The exhibit’s dematerializing process evoked experimentation with negative space and in-between space, inevitably concluding in a reversal of the traditional relationship between figure and field in a screen. The experimentation with visual perception dates back to the exhibit’s namesake Chiaroscuro, a Renaissance technique of using light and shade in pictorial representation.
A composition derived from a digitally processed photograph of the halftone dots that made up a small area of Nina Simone’s face were blown-up to a scale so large that the original image is unrecognizable and provided the basis for an array of more than two hundred LED's which were positioned behind extremely thin silhouettes representing the image itself.
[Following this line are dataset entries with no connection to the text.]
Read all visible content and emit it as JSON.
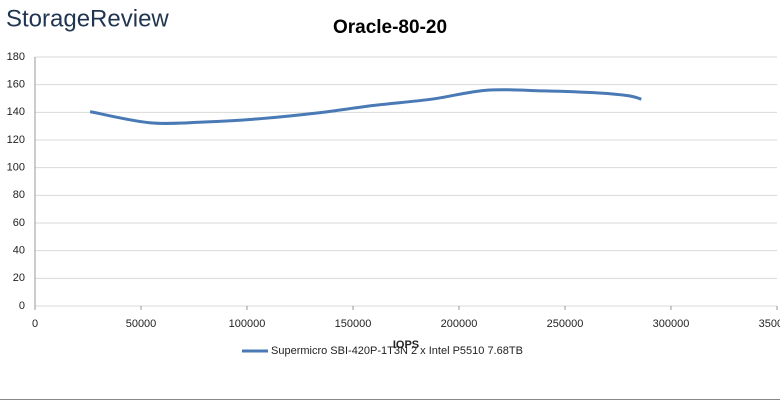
{
  "chart_data": {
    "type": "line",
    "watermark": "StorageReview",
    "title": "Oracle-80-20",
    "x_label": "IOPS",
    "xlim": [
      0,
      350000
    ],
    "xticks": [
      0,
      50000,
      100000,
      150000,
      200000,
      250000,
      300000,
      350000
    ],
    "ylim": [
      0,
      180
    ],
    "yticks": [
      0,
      20,
      40,
      60,
      80,
      100,
      120,
      140,
      160,
      180
    ],
    "grid": true,
    "legend": "bottom",
    "series": [
      {
        "name": "Supermicro SBI-420P-1T3N 2 x Intel P5510 7.68TB",
        "color": "#4a7ab5",
        "x": [
          26000,
          54000,
          80000,
          107000,
          133000,
          160000,
          187000,
          213000,
          240000,
          266000,
          280000,
          286000
        ],
        "values": [
          140.5,
          132.5,
          133,
          135.5,
          139.5,
          145,
          149.5,
          156,
          155.5,
          154,
          152,
          149.5
        ]
      }
    ]
  }
}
“The installation at SCI-Arc conveyed the effects and physical impact that often the virtual wanderings of the computer screens are lacking: parametric design and pixelated logics become tangible, acquire weight, smell, texture, temperature and a necessary friction with reality.” - Fabrizio Gallanti
A grid of aluminum foil adhesive tape applied to the existing wall surface and energized with an off-the-shelf battery charger distributed power to each LED module. C&C milled aluminum saddles bonded to each baffle with 3-M tape were installed using conventional “Molly” type fittings.